• Intro
  • Homography
  • Rectification
  • Mosaic
  • Harris Corners
  • ANMS
  • Feature Matching
  • RANSAC
  • Summary

Panorama Stitching

Karl Cempron: CS194-26-AEG

The purpose of this project is to use image warping to achieve wide panoramas from multiple images of the same source content. This part will contain the first half of the project, discussing homography, rectifying an image, and finally, creating a mosaic.

A sample panorama!

The Homography Matrix

In projective geometry, a homography is an isomorphism of projective spaces, induced by an isomorphism of the vector spaces from which they are derived. By limiting the movement of our camera to rotation we are able to generate different perspectives within an image. We can select correspondence points in order to find out how an image was warped, and then rectify them such that the images exist on the same 3d plane. To do this we needed to solve a system of linear equations with 8 unknown variables. Because each correspondence gives us 2 equations each, we could technically solve it with only four correspondences, but to account for possible noise and other shifts more are used to overconstrain the system and is then solved using the least-squares method.

Linear Equation solving for 8 unknowns.

Least Squares approach

Image Rectification

To test the implementation of the homography matrix, we take images and rectify them using four points. The result warps the images to a new planar perspective. In the examples provided I chose to warp them into rectangular forms.

Art Gallery

Wall Painting rectified

Edgy Sign

Rectified Edgy Sign

Image Mosaic

Finally, we warp the images so they're registered and create an image mosaic. Instead of having one picture overwrite the other, which would lead to strong edge artifacts, I use weighted averaging. For mosaics that consist of more than 2 images, I first stitch the first together and then stitch additional ones after with the resultant. The final images displayed below have been cropped to remove any unwanted backgrounds.

Left Image

Right Image

Thames Panorama

Left Image

Right Image

Fireplace Panorama

Left Image

Center Image

Right Image

Road Panorama

Harris Corners

Manually defining correspondences can be exhausting for higher number of points. To automate this process, we first obtain an image's harris corners. We run the Harris feature detector algorithm on the Thames images below. This results in close to 2000 selected interest points.

Thames Left

Thames Right

ANMS

ANMS or Adaptive Non-Maximal Supression allows for selecting better interest points than what was initially obtained just from running the harris feature detection algorithm. A lot of these corners are extremely close together and we don't necessarily need all of these corners to make a good feature mapping between images. For each point i, we find the largest radius in which it has the strongest corner strength scaled by some epsilon = .9 for all points j in the corners). We limit the number of resulting corners to 500.

Thames Left

Thames Right

Feature Matching

Before we match features, we want to normalize the points such that they aren't affected by lighting or color. MOPs takes the 40x40 pixel patch around each point and downsamples it to an 8x8 pixel patch. Then itnormalizes the patch by subtracting the mean and dividing by the standard deviation. It is then transformed into a 64-length vector and is the feature vector for this pixel. MOPs is performed on all the points selected by ANMS.

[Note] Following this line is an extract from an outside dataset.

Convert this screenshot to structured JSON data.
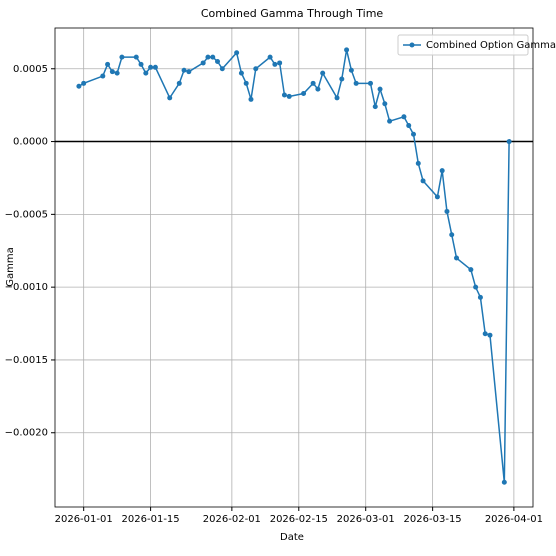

Once we have our descriptors, we use a feature matching algorithm that follows from Lowe's technique. For every feature vector, we compute its squared distance to all the other feature vectors and extract its closest feature vector and second closest feature vector. We want to keep the feature vectors such that their ratio is less than some threshold value = 0.3. If the point exists in the second image, the ratio is likely to be 0, otherwise it will likely be close to 1. The number of points is slightly reduced from the set retrieved via ANMS.

Thames Left

Thames Right

RANSAC

Although we removed some outliers with feature matching, there are still a few that remain. We use RANSAC to compute a homography that can support the largest number of inliers. For each iteration of the algorithm (I run it 500 times), I randomly choose 4 pairs of points from the feature mapping and compute a homography. I then project the points from the first image to the second, and calculate the distance between the two sets of points. For each projected point, if the distance between it and the actual point is 10 or less, I would add that to the current iteration's inlier set. Out of all the iterations, I take the largest inlier set, and recompute an approximate homography and create the mosaic.

Thames Manual Mosiac

Thames Automatic Mosaic

Here are some more mosaic examples:

Lot Automatic Mosaic

Cory Automatic Mosaic

The Reflection

Firstly I was impressed with how it was possible to warp 1 image into another plane via a 3x3 matrix and perhaps was more surprised on how someone was able to derive such an awesome transformation. Secondly, I was surprised on how easy it is to actually make panoramic images though I believe that the Harris feature detector algorithm that was already provided did all the work!